What is William Bridges’ Transition Model?
“Not in his goals but in his transitions man is great.” —Ralph Waldo Emerson
This is simplistic. In reality money makes the biggest difference. Wealth serves as a cushion when travelling over bumps in the road.
Is it the money, or the false security money gives people? LLOL
Getting a divorce and staying in a five star luxury retreat to have a break from things...
I know which side of the fence I would rather be.
@Ellatynemouth We all crave what we believe we need. Especially if it felt great when we needed and received such gifts. Glad you've found your bliss. Nevertheless, i've found that change is the only constant in our universe, so preparation is all. Be well.
I haven't found my bliss. Far from it.
I've seen poverty. Poverty makes life miserable.

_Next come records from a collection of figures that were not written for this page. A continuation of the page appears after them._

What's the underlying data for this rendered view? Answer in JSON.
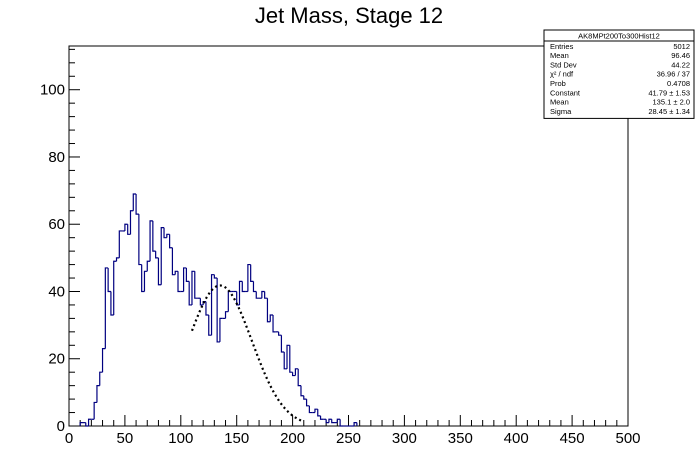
{
  "chart_data": {
    "type": "bar",
    "title": "Jet Mass, Stage 12",
    "xlabel": "",
    "ylabel": "",
    "xlim": [
      0,
      500
    ],
    "ylim": [
      0,
      113
    ],
    "x_ticks": [
      "0",
      "50",
      "100",
      "150",
      "200",
      "250",
      "300",
      "350",
      "400",
      "450",
      "500"
    ],
    "y_ticks": [
      "0",
      "20",
      "40",
      "60",
      "80",
      "100"
    ],
    "bin_width": 2.5,
    "histogram_color": "#000080",
    "fit_color": "#000000",
    "series": [
      {
        "style": "histogram-step",
        "bin_start": 10,
        "values": [
          1,
          1,
          0,
          2,
          2,
          7,
          12,
          16,
          23,
          47,
          40,
          33,
          49,
          50,
          58,
          58,
          60,
          57,
          64,
          69,
          63,
          48,
          40,
          46,
          49,
          61,
          52,
          50,
          42,
          59,
          56,
          57,
          53,
          45,
          46,
          40,
          40,
          47,
          43,
          36,
          46,
          38,
          38,
          36,
          37,
          33,
          27,
          45,
          44,
          25,
          32,
          32,
          34,
          40,
          40,
          40,
          36,
          43,
          40,
          40,
          48,
          43,
          40,
          38,
          38,
          40,
          38,
          31,
          33,
          28,
          28,
          27,
          22,
          17,
          24,
          16,
          15,
          17,
          12,
          9,
          8,
          6,
          4,
          4,
          5,
          3,
          2,
          2,
          1,
          2,
          1,
          1,
          2,
          0,
          0,
          0,
          0,
          0,
          1
        ]
      },
      {
        "style": "gaussian-fit-dotted",
        "function": "Constant*exp(-0.5*((x-Mean)/Sigma)^2)",
        "constant": 41.79,
        "mean": 135.1,
        "sigma": 28.45,
        "x_range": [
          110,
          210
        ]
      }
    ],
    "stats_box": {
      "title": "AK8MPt200To300Hist12",
      "rows": [
        {
          "label": "Entries",
          "value": "5012"
        },
        {
          "label": "Mean",
          "value": "96.46"
        },
        {
          "label": "Std Dev",
          "value": "44.22"
        },
        {
          "label": "χ² / ndf",
          "value": "36.96 / 37"
        },
        {
          "label": "Prob",
          "value": "0.4708"
        },
        {
          "label": "Constant",
          "value": "41.79 ± 1.53"
        },
        {
          "label": "Mean",
          "value": "135.1 ± 2.0"
        },
        {
          "label": "Sigma",
          "value": "28.45 ± 1.34"
        }
      ]
    }
  }
}
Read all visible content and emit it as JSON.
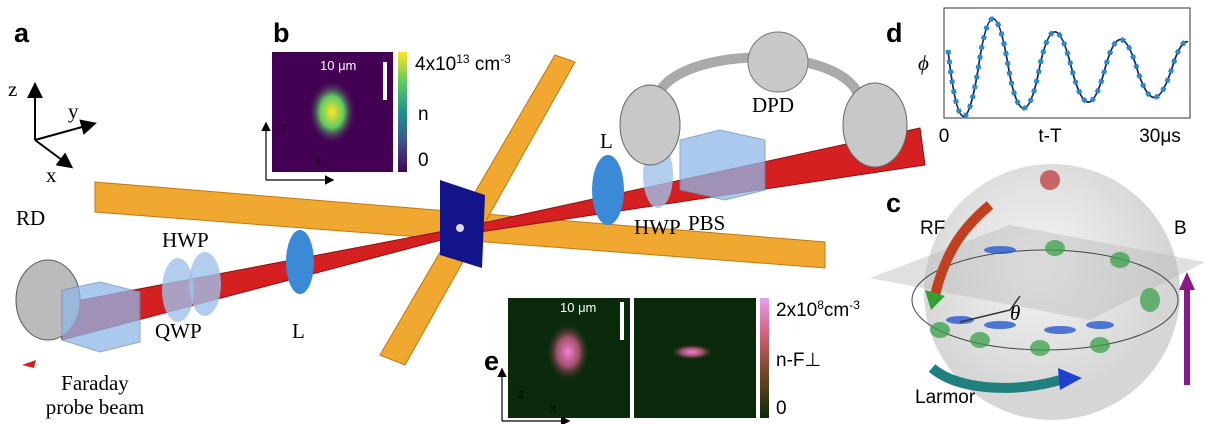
{
  "panel_a": {
    "label": "a",
    "axes": [
      "z",
      "y",
      "x"
    ],
    "left": {
      "rd": "RD",
      "hwp": "HWP",
      "qwp": "QWP",
      "lens": "L",
      "beam": [
        "Faraday",
        "probe beam"
      ]
    },
    "right": {
      "dpd": "DPD",
      "lens": "L",
      "hwp": "HWP",
      "pbs": "PBS"
    }
  },
  "panel_b": {
    "label": "b",
    "scale": "10 μm",
    "cbar_max": {
      "base": "4x10",
      "exp": "13",
      "unit": " cm",
      "unit_exp": "-3"
    },
    "cbar_name": "n",
    "cbar_min": "0",
    "axes": [
      "z",
      "x"
    ]
  },
  "panel_c": {
    "label": "c",
    "rf": "RF",
    "b": "B",
    "theta": "θ",
    "larmor": "Larmor"
  },
  "panel_d": {
    "label": "d",
    "ylabel": "ϕ",
    "xlabels": [
      "0",
      "t-T",
      "30μs"
    ]
  },
  "panel_e": {
    "label": "e",
    "scale": "10 μm",
    "cbar_max": {
      "base": "2x10",
      "exp": "8",
      "unit": "cm",
      "unit_exp": "-3"
    },
    "cbar_name": "n-F⊥",
    "cbar_min": "0",
    "axes": [
      "z",
      "x"
    ]
  }
}
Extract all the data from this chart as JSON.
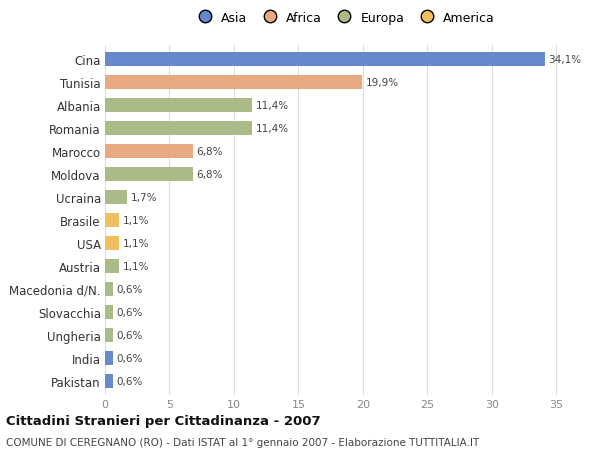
{
  "categories": [
    "Cina",
    "Tunisia",
    "Albania",
    "Romania",
    "Marocco",
    "Moldova",
    "Ucraina",
    "Brasile",
    "USA",
    "Austria",
    "Macedonia d/N.",
    "Slovacchia",
    "Ungheria",
    "India",
    "Pakistan"
  ],
  "values": [
    34.1,
    19.9,
    11.4,
    11.4,
    6.8,
    6.8,
    1.7,
    1.1,
    1.1,
    1.1,
    0.6,
    0.6,
    0.6,
    0.6,
    0.6
  ],
  "labels": [
    "34,1%",
    "19,9%",
    "11,4%",
    "11,4%",
    "6,8%",
    "6,8%",
    "1,7%",
    "1,1%",
    "1,1%",
    "1,1%",
    "0,6%",
    "0,6%",
    "0,6%",
    "0,6%",
    "0,6%"
  ],
  "colors": [
    "#6688cc",
    "#e8a882",
    "#aabb88",
    "#aabb88",
    "#e8a882",
    "#aabb88",
    "#aabb88",
    "#f0c060",
    "#f0c060",
    "#aabb88",
    "#aabb88",
    "#aabb88",
    "#aabb88",
    "#6688cc",
    "#6688cc"
  ],
  "continent_labels": [
    "Asia",
    "Africa",
    "Europa",
    "America"
  ],
  "continent_colors": [
    "#6688cc",
    "#e8a882",
    "#aabb88",
    "#f0c060"
  ],
  "xlim": [
    0,
    37
  ],
  "xticks": [
    0,
    5,
    10,
    15,
    20,
    25,
    30,
    35
  ],
  "title": "Cittadini Stranieri per Cittadinanza - 2007",
  "subtitle": "COMUNE DI CEREGNANO (RO) - Dati ISTAT al 1° gennaio 2007 - Elaborazione TUTTITALIA.IT",
  "background_color": "#ffffff",
  "grid_color": "#dddddd",
  "bar_height": 0.6
}
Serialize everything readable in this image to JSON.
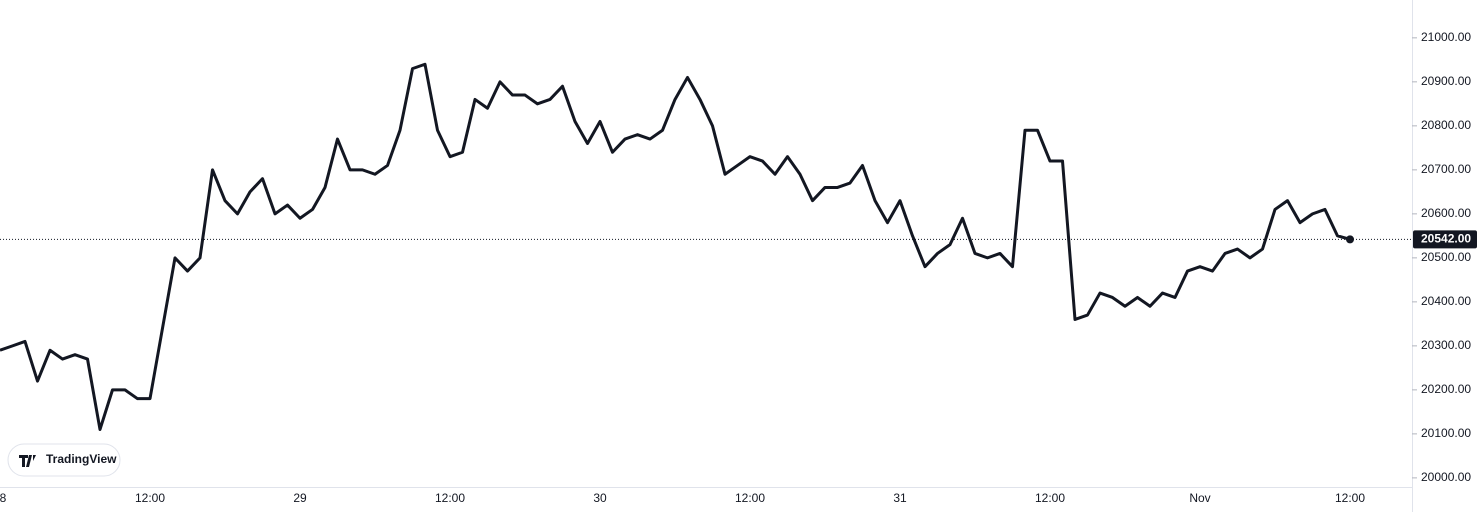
{
  "chart_data": {
    "type": "line",
    "categories": [
      "8",
      null,
      null,
      null,
      null,
      null,
      null,
      null,
      null,
      null,
      null,
      null,
      "12:00",
      null,
      null,
      null,
      null,
      null,
      null,
      null,
      null,
      null,
      null,
      null,
      "29",
      null,
      null,
      null,
      null,
      null,
      null,
      null,
      null,
      null,
      null,
      null,
      "12:00",
      null,
      null,
      null,
      null,
      null,
      null,
      null,
      null,
      null,
      null,
      null,
      "30",
      null,
      null,
      null,
      null,
      null,
      null,
      null,
      null,
      null,
      null,
      null,
      "12:00",
      null,
      null,
      null,
      null,
      null,
      null,
      null,
      null,
      null,
      null,
      null,
      "31",
      null,
      null,
      null,
      null,
      null,
      null,
      null,
      null,
      null,
      null,
      null,
      "12:00",
      null,
      null,
      null,
      null,
      null,
      null,
      null,
      null,
      null,
      null,
      null,
      "Nov",
      null,
      null,
      null,
      null,
      null,
      null,
      null,
      null,
      null,
      null,
      null,
      "12:00"
    ],
    "values": [
      20290,
      20300,
      20310,
      20220,
      20290,
      20270,
      20280,
      20270,
      20110,
      20200,
      20200,
      20180,
      20180,
      20340,
      20500,
      20470,
      20500,
      20700,
      20630,
      20600,
      20650,
      20680,
      20600,
      20620,
      20590,
      20610,
      20660,
      20770,
      20700,
      20700,
      20690,
      20710,
      20790,
      20930,
      20940,
      20790,
      20730,
      20740,
      20860,
      20840,
      20900,
      20870,
      20870,
      20850,
      20860,
      20890,
      20810,
      20760,
      20810,
      20740,
      20770,
      20780,
      20770,
      20790,
      20860,
      20910,
      20860,
      20800,
      20690,
      20710,
      20730,
      20720,
      20690,
      20730,
      20690,
      20630,
      20660,
      20660,
      20670,
      20710,
      20630,
      20580,
      20630,
      20550,
      20480,
      20510,
      20530,
      20590,
      20510,
      20500,
      20510,
      20480,
      20790,
      20790,
      20720,
      20720,
      20360,
      20370,
      20420,
      20410,
      20390,
      20410,
      20390,
      20420,
      20410,
      20470,
      20480,
      20470,
      20510,
      20520,
      20500,
      20520,
      20610,
      20630,
      20580,
      20600,
      20610,
      20550,
      20542
    ],
    "color": "#131722",
    "ylim": [
      19977,
      21086
    ],
    "yticks": [
      {
        "value": 20000,
        "label": "20000.00"
      },
      {
        "value": 20100,
        "label": "20100.00"
      },
      {
        "value": 20200,
        "label": "20200.00"
      },
      {
        "value": 20300,
        "label": "20300.00"
      },
      {
        "value": 20400,
        "label": "20400.00"
      },
      {
        "value": 20500,
        "label": "20500.00"
      },
      {
        "value": 20600,
        "label": "20600.00"
      },
      {
        "value": 20700,
        "label": "20700.00"
      },
      {
        "value": 20800,
        "label": "20800.00"
      },
      {
        "value": 20900,
        "label": "20900.00"
      },
      {
        "value": 21000,
        "label": "21000.00"
      }
    ],
    "price_label": {
      "value": 20542,
      "label": "20542.00"
    },
    "watermark": "TradingView"
  }
}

@Ellatynemouth, if i was in your situation, and i have been, I would keep looking for and attracting the first, then exploring what poverty would look like to me, and why i was so frightened about losing whatever perks i had enjoyed. I've adopted a minimalist lifestyle, after 30 years of having almost anything i wanted, and much more than i now need. I've been happy through it all, broke or flush, and am equally happy now. But i had to separate my needs from my wants, which took a lot of soul-searching and letting go. Mainly I had to let go much of parents' programming about 'things', expectations, and what others thought of me. I chose to go 'cold turkey' sold my new car, gave away my house, so for the first time in 55 years, i was dependent on my legs, on foot or on cycle, and for the first time in 30 years, i was again a renter. It's been 6 years now and i've never felt better. And i don't care about the price of car insurance or gasoline, or property taxes and home repairs. It's so freeing. LLOL But that is me. I hope you do what's best for you and which makes you happy, whatever that might be.
I've also found that those transitions are much harder as you get older.
They are, which is also ironic. With lifetime knowledge, as you say, challenges often become harder to manage. Ageing and all that comes with the process are the most challenging examples for so many. Some begin to realize what they don't know, and what they don't think they will ever understand, and that knowledge doesn't help them. We begin to see that there is so much more to learn that we don't know. And as the world changes around us, so does our list of what we need to know to be comfortable. My Mother, when she was my age, gave up up trying to figure out her computerised VCR, simply calling the cable company each time it didn't work like she wanted it to. A simplistic metaphor for so many other challenges.